Leg de spuit op het harde oppervlak en zorg ervoor dat de naald het oppervlak niet raakt. Plaats de dop niet terug op de naald.
Stap 5. De injectieplaats voorbereiden
-
Kies het gebied in de buikstreek waar u gaat injecteren.
-
Kies iedere dag een andere injectieplaats.
-
Zorg ervoor dat de injectieplaats ten minste 5 cm van de navel verwijderd is.
-
Injecteer niet in een gebied dat rood, gezwollen of geïrriteerd is.
5 CM
-
Gebruik het tweede alcoholdoekje om de gekozen injectieplaats met een draaiende beweging te reinigen.
-
Laat de huid ongeveer 10 seconden drogen.
-
Het gereinigde gebied niet aanraken, droog waaieren of blazen.

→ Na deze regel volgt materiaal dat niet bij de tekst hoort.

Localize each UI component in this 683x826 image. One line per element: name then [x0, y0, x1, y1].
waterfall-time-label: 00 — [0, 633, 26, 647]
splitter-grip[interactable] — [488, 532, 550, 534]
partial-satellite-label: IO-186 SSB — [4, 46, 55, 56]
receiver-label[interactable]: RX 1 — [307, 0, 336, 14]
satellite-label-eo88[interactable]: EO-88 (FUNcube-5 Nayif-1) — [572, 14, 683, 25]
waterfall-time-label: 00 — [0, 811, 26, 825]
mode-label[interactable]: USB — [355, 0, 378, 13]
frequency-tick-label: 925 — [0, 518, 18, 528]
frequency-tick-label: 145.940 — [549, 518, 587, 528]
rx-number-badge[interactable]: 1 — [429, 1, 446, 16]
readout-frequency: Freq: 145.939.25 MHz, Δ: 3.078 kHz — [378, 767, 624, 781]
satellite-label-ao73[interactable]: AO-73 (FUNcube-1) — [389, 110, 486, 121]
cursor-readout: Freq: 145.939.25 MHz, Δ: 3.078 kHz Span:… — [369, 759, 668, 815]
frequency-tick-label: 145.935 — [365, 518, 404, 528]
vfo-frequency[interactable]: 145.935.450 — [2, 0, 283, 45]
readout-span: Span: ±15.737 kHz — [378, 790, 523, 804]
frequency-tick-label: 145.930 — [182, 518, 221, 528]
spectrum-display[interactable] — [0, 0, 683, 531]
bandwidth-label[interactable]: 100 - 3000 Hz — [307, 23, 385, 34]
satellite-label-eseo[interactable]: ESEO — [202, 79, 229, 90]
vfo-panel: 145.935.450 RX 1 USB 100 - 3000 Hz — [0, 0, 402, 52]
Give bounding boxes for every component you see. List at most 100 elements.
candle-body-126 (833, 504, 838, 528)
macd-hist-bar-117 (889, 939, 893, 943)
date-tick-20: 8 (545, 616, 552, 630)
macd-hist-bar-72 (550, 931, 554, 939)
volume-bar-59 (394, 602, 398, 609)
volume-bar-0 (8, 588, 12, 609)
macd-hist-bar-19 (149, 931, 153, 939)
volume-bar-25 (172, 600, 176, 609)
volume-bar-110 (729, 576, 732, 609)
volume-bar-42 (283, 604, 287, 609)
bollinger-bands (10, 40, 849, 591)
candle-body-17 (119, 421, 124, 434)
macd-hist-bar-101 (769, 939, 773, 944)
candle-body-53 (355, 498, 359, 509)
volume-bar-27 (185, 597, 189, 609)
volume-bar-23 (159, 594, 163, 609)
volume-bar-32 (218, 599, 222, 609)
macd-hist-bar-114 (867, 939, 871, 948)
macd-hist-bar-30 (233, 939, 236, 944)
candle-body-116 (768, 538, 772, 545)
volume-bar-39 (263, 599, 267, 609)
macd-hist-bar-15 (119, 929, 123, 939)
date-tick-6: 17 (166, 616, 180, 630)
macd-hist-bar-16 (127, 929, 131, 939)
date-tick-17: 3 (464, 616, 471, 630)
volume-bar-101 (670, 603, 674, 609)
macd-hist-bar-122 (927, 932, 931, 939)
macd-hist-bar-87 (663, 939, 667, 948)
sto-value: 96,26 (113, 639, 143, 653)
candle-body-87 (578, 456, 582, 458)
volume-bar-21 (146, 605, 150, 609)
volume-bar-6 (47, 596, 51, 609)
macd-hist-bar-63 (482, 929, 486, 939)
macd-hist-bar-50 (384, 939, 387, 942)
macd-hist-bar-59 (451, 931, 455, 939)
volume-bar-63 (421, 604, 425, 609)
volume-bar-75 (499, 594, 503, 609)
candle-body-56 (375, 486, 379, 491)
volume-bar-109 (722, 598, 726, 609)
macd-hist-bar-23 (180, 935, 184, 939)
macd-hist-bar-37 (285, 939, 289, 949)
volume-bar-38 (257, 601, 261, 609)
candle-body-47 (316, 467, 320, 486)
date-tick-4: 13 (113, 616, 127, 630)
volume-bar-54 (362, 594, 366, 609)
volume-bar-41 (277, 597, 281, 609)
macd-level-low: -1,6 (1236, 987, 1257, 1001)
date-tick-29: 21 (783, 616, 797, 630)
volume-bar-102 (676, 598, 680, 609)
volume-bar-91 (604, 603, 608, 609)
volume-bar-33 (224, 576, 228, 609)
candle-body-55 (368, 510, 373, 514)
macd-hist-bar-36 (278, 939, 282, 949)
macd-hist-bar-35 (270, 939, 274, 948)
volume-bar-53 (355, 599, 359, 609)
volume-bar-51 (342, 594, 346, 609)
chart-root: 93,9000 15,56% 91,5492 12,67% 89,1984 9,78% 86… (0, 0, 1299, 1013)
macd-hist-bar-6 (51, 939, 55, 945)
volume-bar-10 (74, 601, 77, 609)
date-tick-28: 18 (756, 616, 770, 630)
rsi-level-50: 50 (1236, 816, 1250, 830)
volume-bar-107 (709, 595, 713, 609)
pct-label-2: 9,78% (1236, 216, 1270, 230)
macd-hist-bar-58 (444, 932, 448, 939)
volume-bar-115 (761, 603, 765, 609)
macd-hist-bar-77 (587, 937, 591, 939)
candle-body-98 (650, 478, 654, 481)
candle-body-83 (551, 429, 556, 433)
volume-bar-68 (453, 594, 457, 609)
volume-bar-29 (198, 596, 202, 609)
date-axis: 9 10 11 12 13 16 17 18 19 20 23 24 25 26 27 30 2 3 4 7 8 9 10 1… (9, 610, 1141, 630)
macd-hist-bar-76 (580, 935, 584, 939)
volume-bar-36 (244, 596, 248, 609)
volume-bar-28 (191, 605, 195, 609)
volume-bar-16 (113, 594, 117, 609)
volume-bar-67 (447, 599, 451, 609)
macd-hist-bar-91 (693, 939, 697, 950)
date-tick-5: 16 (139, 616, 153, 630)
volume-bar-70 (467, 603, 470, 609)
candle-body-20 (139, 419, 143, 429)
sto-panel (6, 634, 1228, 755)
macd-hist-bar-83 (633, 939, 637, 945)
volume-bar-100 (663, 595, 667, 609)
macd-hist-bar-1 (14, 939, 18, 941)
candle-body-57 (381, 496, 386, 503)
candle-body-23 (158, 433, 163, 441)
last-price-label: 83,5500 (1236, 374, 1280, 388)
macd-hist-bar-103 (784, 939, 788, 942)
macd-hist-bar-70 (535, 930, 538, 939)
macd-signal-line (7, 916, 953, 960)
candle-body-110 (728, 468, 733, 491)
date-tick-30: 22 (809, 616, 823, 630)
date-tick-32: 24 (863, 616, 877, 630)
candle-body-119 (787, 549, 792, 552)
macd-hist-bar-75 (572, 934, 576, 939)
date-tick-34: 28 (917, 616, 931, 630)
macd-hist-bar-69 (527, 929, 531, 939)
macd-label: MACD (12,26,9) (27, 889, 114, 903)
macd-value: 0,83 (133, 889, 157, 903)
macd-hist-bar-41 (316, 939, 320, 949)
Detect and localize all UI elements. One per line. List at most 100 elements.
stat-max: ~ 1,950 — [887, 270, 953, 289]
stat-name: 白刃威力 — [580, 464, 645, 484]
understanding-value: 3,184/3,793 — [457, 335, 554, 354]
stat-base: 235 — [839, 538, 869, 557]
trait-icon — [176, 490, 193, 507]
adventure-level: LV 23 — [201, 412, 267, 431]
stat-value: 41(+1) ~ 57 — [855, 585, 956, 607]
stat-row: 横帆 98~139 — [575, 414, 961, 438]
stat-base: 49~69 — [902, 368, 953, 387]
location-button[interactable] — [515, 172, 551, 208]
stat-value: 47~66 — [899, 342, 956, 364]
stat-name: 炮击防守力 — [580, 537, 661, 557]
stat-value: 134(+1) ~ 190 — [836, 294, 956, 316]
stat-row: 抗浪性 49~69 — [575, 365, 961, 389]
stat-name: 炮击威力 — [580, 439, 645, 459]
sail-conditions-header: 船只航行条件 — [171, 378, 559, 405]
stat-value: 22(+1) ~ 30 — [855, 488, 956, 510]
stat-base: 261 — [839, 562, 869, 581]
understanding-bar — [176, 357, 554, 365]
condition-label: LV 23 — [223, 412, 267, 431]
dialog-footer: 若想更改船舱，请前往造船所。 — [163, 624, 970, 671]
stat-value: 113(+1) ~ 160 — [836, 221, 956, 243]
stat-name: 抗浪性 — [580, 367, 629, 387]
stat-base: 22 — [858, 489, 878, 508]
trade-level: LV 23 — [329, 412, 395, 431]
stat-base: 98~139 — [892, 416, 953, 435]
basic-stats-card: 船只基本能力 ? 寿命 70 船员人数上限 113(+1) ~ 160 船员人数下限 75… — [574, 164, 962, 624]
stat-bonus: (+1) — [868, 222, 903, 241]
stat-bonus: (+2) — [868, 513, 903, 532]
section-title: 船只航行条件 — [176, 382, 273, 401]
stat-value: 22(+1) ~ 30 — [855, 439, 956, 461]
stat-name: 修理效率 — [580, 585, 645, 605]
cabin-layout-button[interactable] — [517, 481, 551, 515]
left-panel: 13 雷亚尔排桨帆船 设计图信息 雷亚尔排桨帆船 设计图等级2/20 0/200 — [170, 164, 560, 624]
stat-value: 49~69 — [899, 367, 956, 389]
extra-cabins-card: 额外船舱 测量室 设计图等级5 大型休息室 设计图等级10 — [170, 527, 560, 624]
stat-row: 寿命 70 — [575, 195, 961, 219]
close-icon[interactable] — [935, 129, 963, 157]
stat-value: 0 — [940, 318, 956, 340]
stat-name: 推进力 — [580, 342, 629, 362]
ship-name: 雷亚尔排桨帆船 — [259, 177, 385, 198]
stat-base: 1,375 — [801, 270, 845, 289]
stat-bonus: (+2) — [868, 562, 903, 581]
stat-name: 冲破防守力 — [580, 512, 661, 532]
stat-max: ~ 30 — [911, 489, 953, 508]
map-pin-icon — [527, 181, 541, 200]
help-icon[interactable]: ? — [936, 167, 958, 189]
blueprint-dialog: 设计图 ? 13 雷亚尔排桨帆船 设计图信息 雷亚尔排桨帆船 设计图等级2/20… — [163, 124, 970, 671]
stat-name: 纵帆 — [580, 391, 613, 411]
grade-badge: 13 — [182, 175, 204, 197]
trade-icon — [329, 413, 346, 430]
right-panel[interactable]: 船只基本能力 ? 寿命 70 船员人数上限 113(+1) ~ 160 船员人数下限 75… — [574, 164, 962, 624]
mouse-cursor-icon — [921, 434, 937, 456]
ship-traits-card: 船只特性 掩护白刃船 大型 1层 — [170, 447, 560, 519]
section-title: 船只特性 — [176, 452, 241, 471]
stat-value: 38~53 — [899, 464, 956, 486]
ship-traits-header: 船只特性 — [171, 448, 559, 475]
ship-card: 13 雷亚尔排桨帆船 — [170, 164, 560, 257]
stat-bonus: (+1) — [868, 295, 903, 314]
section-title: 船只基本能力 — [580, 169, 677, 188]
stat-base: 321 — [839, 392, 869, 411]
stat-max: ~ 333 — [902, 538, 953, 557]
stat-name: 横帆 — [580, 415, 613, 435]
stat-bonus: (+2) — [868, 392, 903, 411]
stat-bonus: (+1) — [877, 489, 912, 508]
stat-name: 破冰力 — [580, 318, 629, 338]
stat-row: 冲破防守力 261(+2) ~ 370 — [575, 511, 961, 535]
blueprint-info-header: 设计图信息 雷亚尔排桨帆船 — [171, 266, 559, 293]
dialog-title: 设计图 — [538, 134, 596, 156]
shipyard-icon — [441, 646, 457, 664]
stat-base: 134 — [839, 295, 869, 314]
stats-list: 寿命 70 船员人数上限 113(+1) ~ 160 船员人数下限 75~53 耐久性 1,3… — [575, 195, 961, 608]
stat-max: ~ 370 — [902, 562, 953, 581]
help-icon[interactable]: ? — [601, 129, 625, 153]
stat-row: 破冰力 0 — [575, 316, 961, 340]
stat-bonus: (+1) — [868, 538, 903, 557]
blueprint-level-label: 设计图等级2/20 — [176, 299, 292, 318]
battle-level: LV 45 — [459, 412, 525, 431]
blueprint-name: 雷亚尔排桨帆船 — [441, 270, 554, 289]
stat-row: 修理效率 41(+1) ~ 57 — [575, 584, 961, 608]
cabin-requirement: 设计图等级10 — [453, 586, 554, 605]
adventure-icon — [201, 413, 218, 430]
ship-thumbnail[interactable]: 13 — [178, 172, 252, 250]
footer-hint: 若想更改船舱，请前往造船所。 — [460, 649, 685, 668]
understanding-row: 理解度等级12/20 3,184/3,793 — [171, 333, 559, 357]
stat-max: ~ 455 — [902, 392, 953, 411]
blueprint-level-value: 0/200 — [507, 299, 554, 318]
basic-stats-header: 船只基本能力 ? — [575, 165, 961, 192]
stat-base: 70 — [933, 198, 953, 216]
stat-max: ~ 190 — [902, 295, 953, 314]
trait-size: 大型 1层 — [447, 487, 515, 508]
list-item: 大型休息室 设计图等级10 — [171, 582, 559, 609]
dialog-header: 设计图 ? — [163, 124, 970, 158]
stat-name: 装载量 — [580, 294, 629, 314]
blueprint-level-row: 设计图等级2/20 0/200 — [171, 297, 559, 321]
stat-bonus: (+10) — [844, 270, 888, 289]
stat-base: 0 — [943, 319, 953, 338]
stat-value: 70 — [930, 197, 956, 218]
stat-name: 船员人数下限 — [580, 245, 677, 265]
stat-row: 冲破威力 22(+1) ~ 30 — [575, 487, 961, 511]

Stap 6. IMCIVREE injecteren
-
Houd de spuit vast tussen de duim en wijsvinger van de hand waarmee u schrijft.
-
Knijp ongeveer 5 cm huid voorzichtig tussen de duim en wijsvinger van uw andere hand. Blijf de huidplooi vasthouden totdat de injectie voltooid is.
-
Terwijl u de cilinder van de spuit vasthoudt tussen uw duim en middelvinger, drukt u de zuiger met uw wijsvinger langzaam in om het geneesmiddel te injecteren.
-
Nadat u IMCIVREE heeft geïnjecteerd, telt u tot 5 om er zeker van te zijn dat er geen geneesmiddel in de spuit is achtergebleven.
-
Laat de huidplooi los en trek de naald eruit.
-
Gebruik een gaasje om voorzichtig druk uit te oefenen op de injectieplaats en gooi het gaasjes daarna in de vuilnisbak.
-
Gooi uw spuit in de naaldcontainer. Gooi de spuit niet in de vuilnisbak.
-
Als er nog geneesmiddel over is in de flacon, plaatst u de flacon terug in de doos. Bewaar de doos tot het moment van de volgende dosis in de koelkast of op een veilige plaats bij een temperatuur van minder dan 30 °C.
Heeft u te veel van dit middel gebruikt?
Raadpleeg uw arts indien u of uw kind meer IMCIVREE heeft gebruikt dan de bedoeling is.
Bent u vergeten dit middel te gebruiken?
Als u bent vergeten het geneesmiddel te injecteren, slaat u de dosis over en injecteert u de volgende dosis op het gebruikelijke tijdstip. Neem geen dubbele dosis om een vergeten dosis in te halen.
Als u stopt met het gebruik van dit middel
Als u stopt met het gebruik van dit geneesmiddel, kan uw honger terugkeren en kan uw gewichtsverlies stoppen.
Heeft u nog andere vragen over het gebruik van dit geneesmiddel? Neem dan contact op met uw arts, apotheker of verpleegkundige.